Flight Centre shares have fallen after the travel business reported a $510 million loss as a result of the coronavirus pandemic.

Releasing its 2019/20 financial results on Thursday, Flight Centre managing director Graham Turner said government responses to the COVID-19 pandemic had created the most challenging environment in the company’s almost 40-year history.

“Until the past four or five months, we had not seen – and could not have imagined – a scenario in which virtually all flights and travel plans globally would be effectively be grounded for an extended period,” he said.

The company’s losses were incurred entirely during the March-June period when governments locked down borders to slow COVID-19’s spread, preventing or severely restricting leisure and corporate travel globally.

Prior to these restrictions, Flight Centre achieved a $150 million profit for the eight months to February.

The company reported a total transaction value of $15.3 billion, down 36 per cent for the year, after minimal sales were recorded in March and throughout the final three months of the financial year.

Most of the company’s forward leisure bookings were also cancelled and the transactions reversed.

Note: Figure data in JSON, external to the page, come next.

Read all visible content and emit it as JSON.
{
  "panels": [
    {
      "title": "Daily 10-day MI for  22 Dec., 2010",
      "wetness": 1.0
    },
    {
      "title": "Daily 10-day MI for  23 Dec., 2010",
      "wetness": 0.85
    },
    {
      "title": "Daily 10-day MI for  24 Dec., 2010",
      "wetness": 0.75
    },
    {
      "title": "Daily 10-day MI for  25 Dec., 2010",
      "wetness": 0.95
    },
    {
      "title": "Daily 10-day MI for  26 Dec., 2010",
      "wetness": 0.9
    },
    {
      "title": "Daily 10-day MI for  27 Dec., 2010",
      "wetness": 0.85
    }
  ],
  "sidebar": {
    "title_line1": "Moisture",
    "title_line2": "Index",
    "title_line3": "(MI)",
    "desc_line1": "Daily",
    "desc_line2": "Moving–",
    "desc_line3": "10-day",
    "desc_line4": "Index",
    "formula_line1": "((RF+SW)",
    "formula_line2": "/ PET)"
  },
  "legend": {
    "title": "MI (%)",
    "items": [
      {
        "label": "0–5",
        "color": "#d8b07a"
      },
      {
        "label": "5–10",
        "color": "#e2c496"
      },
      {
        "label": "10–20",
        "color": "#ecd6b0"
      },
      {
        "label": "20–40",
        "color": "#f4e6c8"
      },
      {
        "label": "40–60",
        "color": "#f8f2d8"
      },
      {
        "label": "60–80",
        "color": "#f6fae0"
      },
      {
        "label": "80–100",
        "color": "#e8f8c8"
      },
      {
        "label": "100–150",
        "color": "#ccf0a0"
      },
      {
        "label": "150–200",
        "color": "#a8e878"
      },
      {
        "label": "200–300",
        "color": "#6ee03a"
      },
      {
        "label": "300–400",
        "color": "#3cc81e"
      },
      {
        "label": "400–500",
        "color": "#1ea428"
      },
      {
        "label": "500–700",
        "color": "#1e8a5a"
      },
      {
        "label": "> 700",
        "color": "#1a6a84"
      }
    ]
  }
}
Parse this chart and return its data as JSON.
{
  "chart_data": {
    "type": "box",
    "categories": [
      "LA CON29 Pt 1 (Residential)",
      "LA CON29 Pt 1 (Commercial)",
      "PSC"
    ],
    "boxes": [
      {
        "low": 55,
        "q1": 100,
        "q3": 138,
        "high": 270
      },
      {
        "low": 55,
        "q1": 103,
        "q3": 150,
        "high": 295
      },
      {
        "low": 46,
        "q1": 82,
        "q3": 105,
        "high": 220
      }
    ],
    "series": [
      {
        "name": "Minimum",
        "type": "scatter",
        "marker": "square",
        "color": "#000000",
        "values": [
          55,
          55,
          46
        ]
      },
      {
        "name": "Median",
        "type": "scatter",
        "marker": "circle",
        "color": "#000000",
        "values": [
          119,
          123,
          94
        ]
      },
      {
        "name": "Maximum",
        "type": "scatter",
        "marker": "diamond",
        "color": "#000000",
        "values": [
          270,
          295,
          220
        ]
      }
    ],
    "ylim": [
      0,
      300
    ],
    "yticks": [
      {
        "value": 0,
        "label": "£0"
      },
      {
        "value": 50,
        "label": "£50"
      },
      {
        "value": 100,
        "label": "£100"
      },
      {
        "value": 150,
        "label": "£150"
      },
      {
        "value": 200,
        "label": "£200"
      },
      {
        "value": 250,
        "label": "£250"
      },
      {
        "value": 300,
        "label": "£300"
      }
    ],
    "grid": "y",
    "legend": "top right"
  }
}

The travel retailer recorded a statutory $849 million loss before tax, which included $339 million in one-off items.

“Travel is starting to gradually recover in locations like North America, Europe and South Africa, where domestic borders are now open, although we are also seeing heightened restrictions in Australia and New Zealand, after earlier relaxations,” Mr Turner said.

Given the uncertainty surrounding timeframes for the government-imposed travel restrictions to be lifted, the company isn’t in a position at this stage to give market guidance of future earnings.

Flight Centre shares were down 1.3 per cent at $12.45, bucking the trend of a rising share market.